The IMF, often called “creditor of last resort”, forecasts that the core personal consumption expenditures price index — the Fed’s preferred inflation measure — will end 2024 at about 2.5% and reach the Fed’s 2% target rate by mid-2025, ahead of the Fed’s own 2026 projection.
US economic strength during the Fed’s rate hike cycle has been helped by labor supply and productivity gains, Georgieva said, while highlighting the need for “clear evidence” that inflation is falling to 2% target before the Fed cuts rates.

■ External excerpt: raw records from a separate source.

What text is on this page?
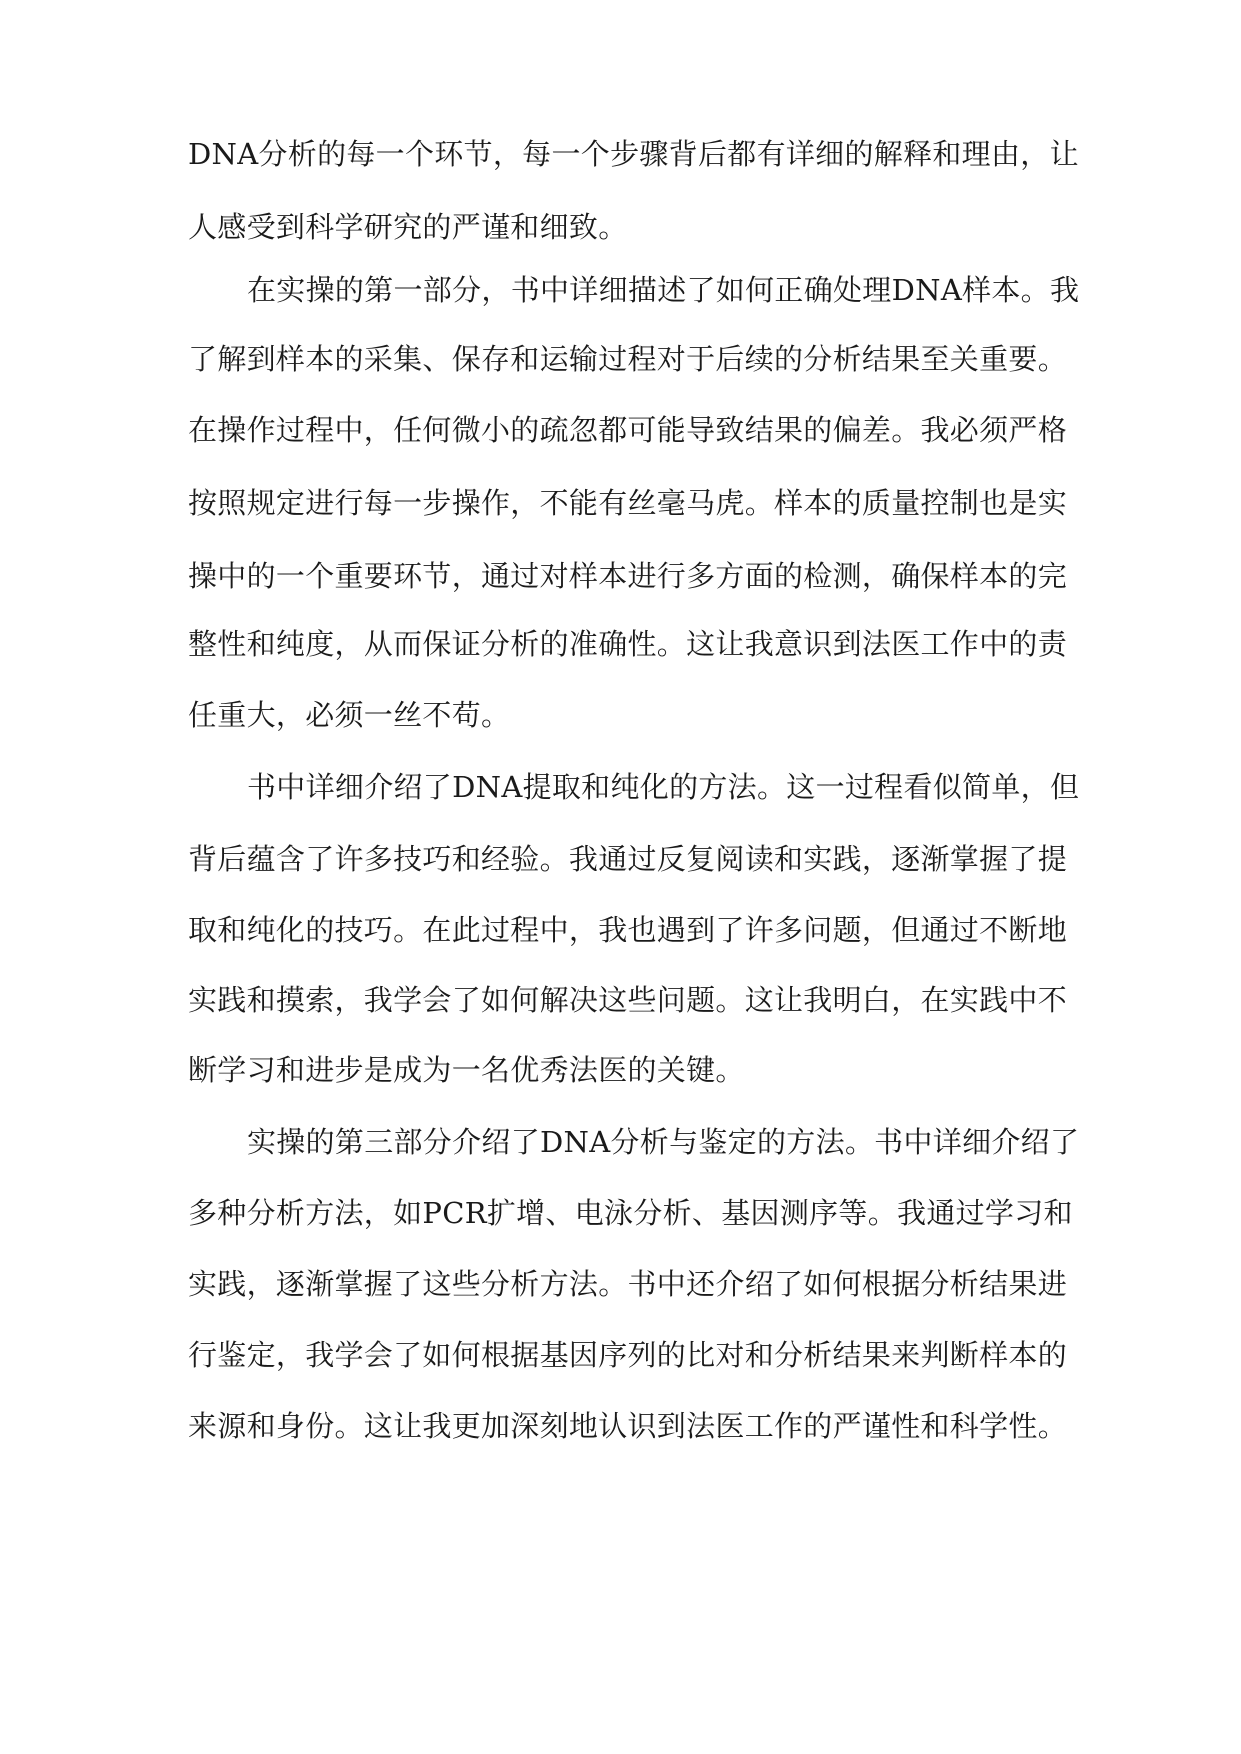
DNA分析的每一个环节，每一个步骤背后都有详细的解释和理由，让
人感受到科学研究的严谨和细致。
在实操的第一部分，书中详细描述了如何正确处理DNA样本。我
了解到样本的采集、保存和运输过程对于后续的分析结果至关重要。
在操作过程中，任何微小的疏忽都可能导致结果的偏差。我必须严格
按照规定进行每一步操作，不能有丝毫马虎。样本的质量控制也是实
操中的一个重要环节，通过对样本进行多方面的检测，确保样本的完
整性和纯度，从而保证分析的准确性。这让我意识到法医工作中的责
任重大，必须一丝不苟。
书中详细介绍了DNA提取和纯化的方法。这一过程看似简单，但
背后蕴含了许多技巧和经验。我通过反复阅读和实践，逐渐掌握了提
取和纯化的技巧。在此过程中，我也遇到了许多问题，但通过不断地
实践和摸索，我学会了如何解决这些问题。这让我明白，在实践中不
断学习和进步是成为一名优秀法医的关键。
实操的第三部分介绍了DNA分析与鉴定的方法。书中详细介绍了
多种分析方法，如PCR扩增、电泳分析、基因测序等。我通过学习和
实践，逐渐掌握了这些分析方法。书中还介绍了如何根据分析结果进
行鉴定，我学会了如何根据基因序列的比对和分析结果来判断样本的
来源和身份。这让我更加深刻地认识到法医工作的严谨性和科学性。
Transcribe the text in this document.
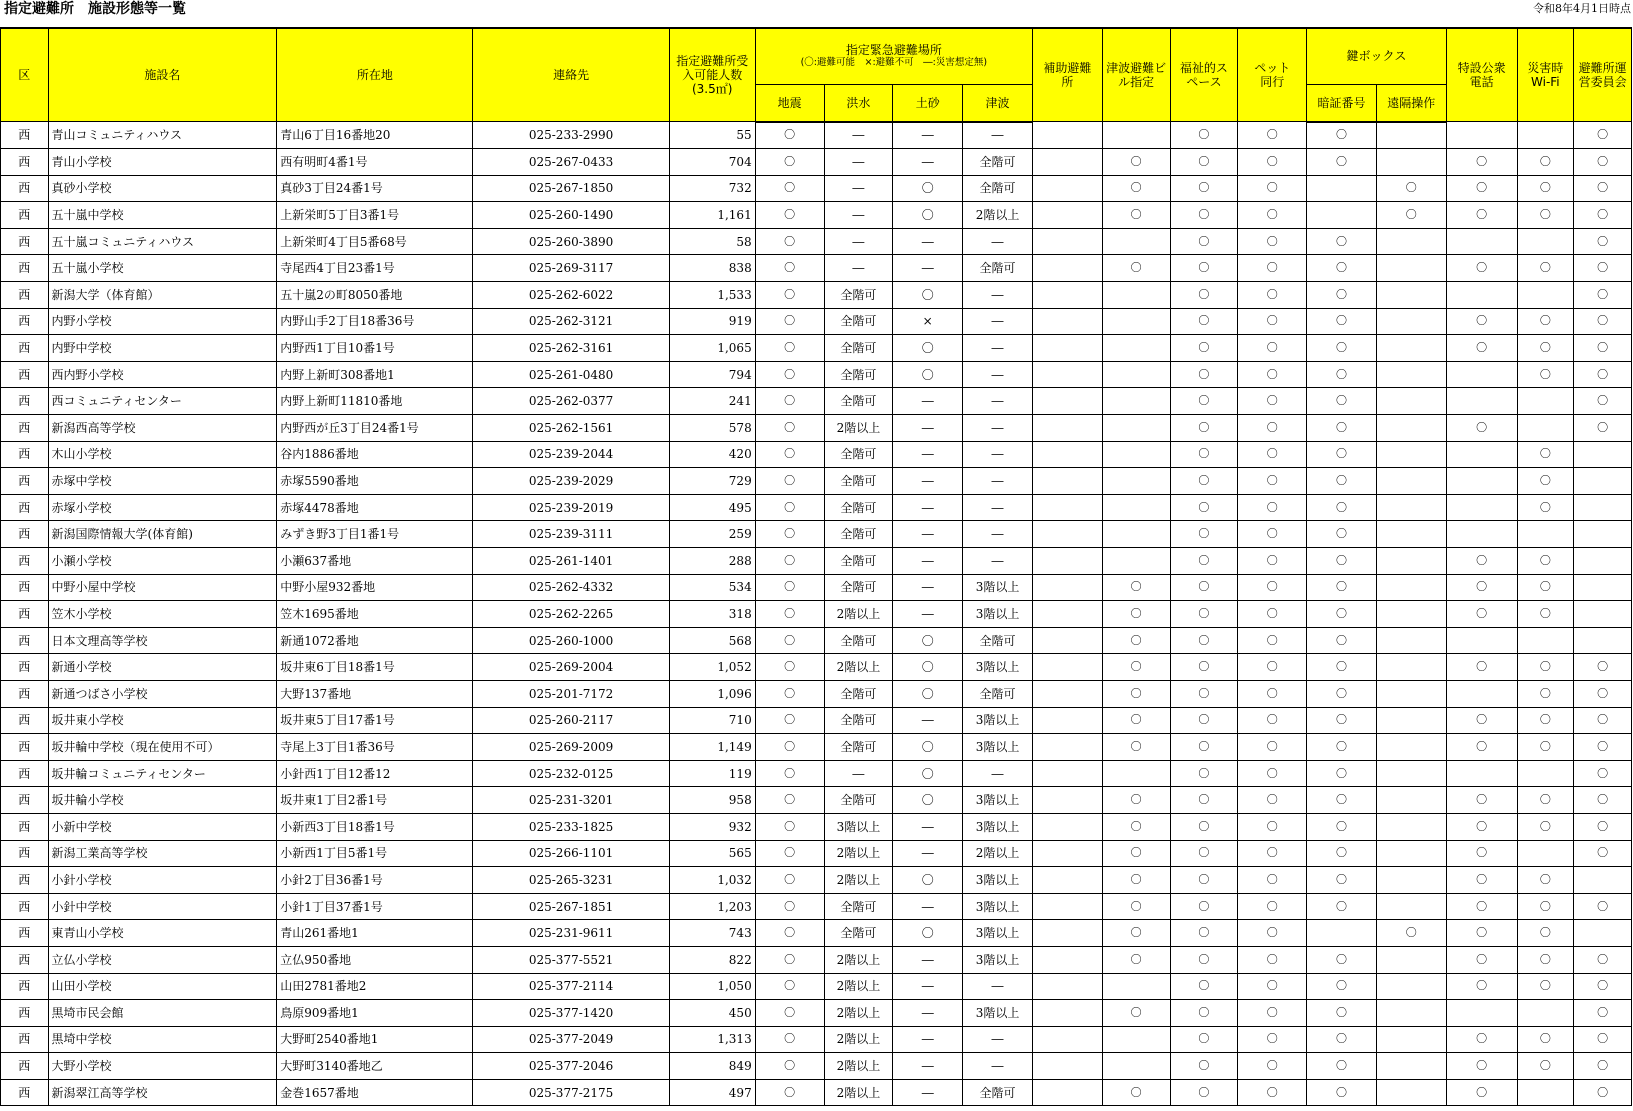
指定避難所　施設形態等一覧	令和8年4月1日時点
区	施設名	所在地	連絡先	指定避難所受入可能人数(3.5㎡)	指定緊急避難場所
(〇:避難可能　×:避難不可　―:災害想定無)				補助避難所	津波避難ビル指定	福祉的スペース	ペット同行	鍵ボックス		特設公衆電話	災害時Wi-Fi	避難所運営委員会
					地震	洪水	土砂	津波					暗証番号	遠隔操作			
西	青山コミュニティハウス	青山6丁目16番地20	025-233-2990	55	〇	―	―	―			〇	〇	〇				〇
西	青山小学校	西有明町4番1号	025-267-0433	704	〇	―	―	全階可		〇	〇	〇	〇		〇	〇	〇
西	真砂小学校	真砂3丁目24番1号	025-267-1850	732	〇	―	〇	全階可		〇	〇	〇		〇	〇	〇	〇
西	五十嵐中学校	上新栄町5丁目3番1号	025-260-1490	1,161	〇	―	〇	2階以上		〇	〇	〇		〇	〇	〇	〇
西	五十嵐コミュニティハウス	上新栄町4丁目5番68号	025-260-3890	58	〇	―	―	―			〇	〇	〇				〇
西	五十嵐小学校	寺尾西4丁目23番1号	025-269-3117	838	〇	―	―	全階可		〇	〇	〇	〇		〇	〇	〇
西	新潟大学（体育館）	五十嵐2の町8050番地	025-262-6022	1,533	〇	全階可	〇	―			〇	〇	〇				〇
西	内野小学校	内野山手2丁目18番36号	025-262-3121	919	〇	全階可	×	―			〇	〇	〇		〇	〇	〇
西	内野中学校	内野西1丁目10番1号	025-262-3161	1,065	〇	全階可	〇	―			〇	〇	〇		〇	〇	〇
西	西内野小学校	内野上新町308番地1	025-261-0480	794	〇	全階可	〇	―			〇	〇	〇			〇	〇
西	西コミュニティセンター	内野上新町11810番地	025-262-0377	241	〇	全階可	―	―			〇	〇	〇				〇
西	新潟西高等学校	内野西が丘3丁目24番1号	025-262-1561	578	〇	2階以上	―	―			〇	〇	〇		〇		〇
西	木山小学校	谷内1886番地	025-239-2044	420	〇	全階可	―	―			〇	〇	〇			〇	
西	赤塚中学校	赤塚5590番地	025-239-2029	729	〇	全階可	―	―			〇	〇	〇			〇	
西	赤塚小学校	赤塚4478番地	025-239-2019	495	〇	全階可	―	―			〇	〇	〇			〇	
西	新潟国際情報大学(体育館)	みずき野3丁目1番1号	025-239-3111	259	〇	全階可	―	―			〇	〇	〇				
西	小瀬小学校	小瀬637番地	025-261-1401	288	〇	全階可	―	―			〇	〇	〇		〇	〇	
西	中野小屋中学校	中野小屋932番地	025-262-4332	534	〇	全階可	―	3階以上		〇	〇	〇	〇		〇	〇	
西	笠木小学校	笠木1695番地	025-262-2265	318	〇	2階以上	―	3階以上		〇	〇	〇	〇		〇	〇	
西	日本文理高等学校	新通1072番地	025-260-1000	568	〇	全階可	〇	全階可		〇	〇	〇	〇				
西	新通小学校	坂井東6丁目18番1号	025-269-2004	1,052	〇	2階以上	〇	3階以上		〇	〇	〇	〇		〇	〇	〇
西	新通つばさ小学校	大野137番地	025-201-7172	1,096	〇	全階可	〇	全階可		〇	〇	〇	〇			〇	〇
西	坂井東小学校	坂井東5丁目17番1号	025-260-2117	710	〇	全階可	―	3階以上		〇	〇	〇	〇		〇	〇	〇
西	坂井輪中学校（現在使用不可）	寺尾上3丁目1番36号	025-269-2009	1,149	〇	全階可	〇	3階以上		〇	〇	〇	〇		〇	〇	〇
西	坂井輪コミュニティセンター	小針西1丁目12番12	025-232-0125	119	〇	―	〇	―			〇	〇	〇				〇
西	坂井輪小学校	坂井東1丁目2番1号	025-231-3201	958	〇	全階可	〇	3階以上		〇	〇	〇	〇		〇	〇	〇
西	小新中学校	小新西3丁目18番1号	025-233-1825	932	〇	3階以上	―	3階以上		〇	〇	〇	〇		〇	〇	〇
西	新潟工業高等学校	小新西1丁目5番1号	025-266-1101	565	〇	2階以上	―	2階以上		〇	〇	〇	〇		〇		〇
西	小針小学校	小針2丁目36番1号	025-265-3231	1,032	〇	2階以上	〇	3階以上		〇	〇	〇	〇		〇	〇	
西	小針中学校	小針1丁目37番1号	025-267-1851	1,203	〇	全階可	―	3階以上		〇	〇	〇	〇		〇	〇	〇
西	東青山小学校	青山261番地1	025-231-9611	743	〇	全階可	〇	3階以上		〇	〇	〇		〇	〇	〇	
西	立仏小学校	立仏950番地	025-377-5521	822	〇	2階以上	―	3階以上		〇	〇	〇	〇		〇	〇	〇
西	山田小学校	山田2781番地2	025-377-2114	1,050	〇	2階以上	―	―			〇	〇	〇		〇	〇	〇
西	黒埼市民会館	鳥原909番地1	025-377-1420	450	〇	2階以上	―	3階以上		〇	〇	〇	〇				〇
西	黒埼中学校	大野町2540番地1	025-377-2049	1,313	〇	2階以上	―	―			〇	〇	〇		〇	〇	〇
西	大野小学校	大野町3140番地乙	025-377-2046	849	〇	2階以上	―	―			〇	〇	〇		〇	〇	〇
西	新潟翠江高等学校	金巻1657番地	025-377-2175	497	〇	2階以上	―	全階可		〇	〇	〇	〇		〇		〇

However, the IMF’s “more optimistic” assessment of the downward path of inflation is based on indications of a cooling labor market in the US and a weakening of consumer demand.
“I want to acknowledge that one lesson we learned from the last [few] “It is only in years that we have been in a time of greater uncertainty. This uncertainty is also coming. We are confident, however, that the Fed will overcome this, and certainly with the same prudence that it has shown over the past year,” Georgieva said.
Correction: An earlier version of this article misstated Kristalina Georgieva’s name.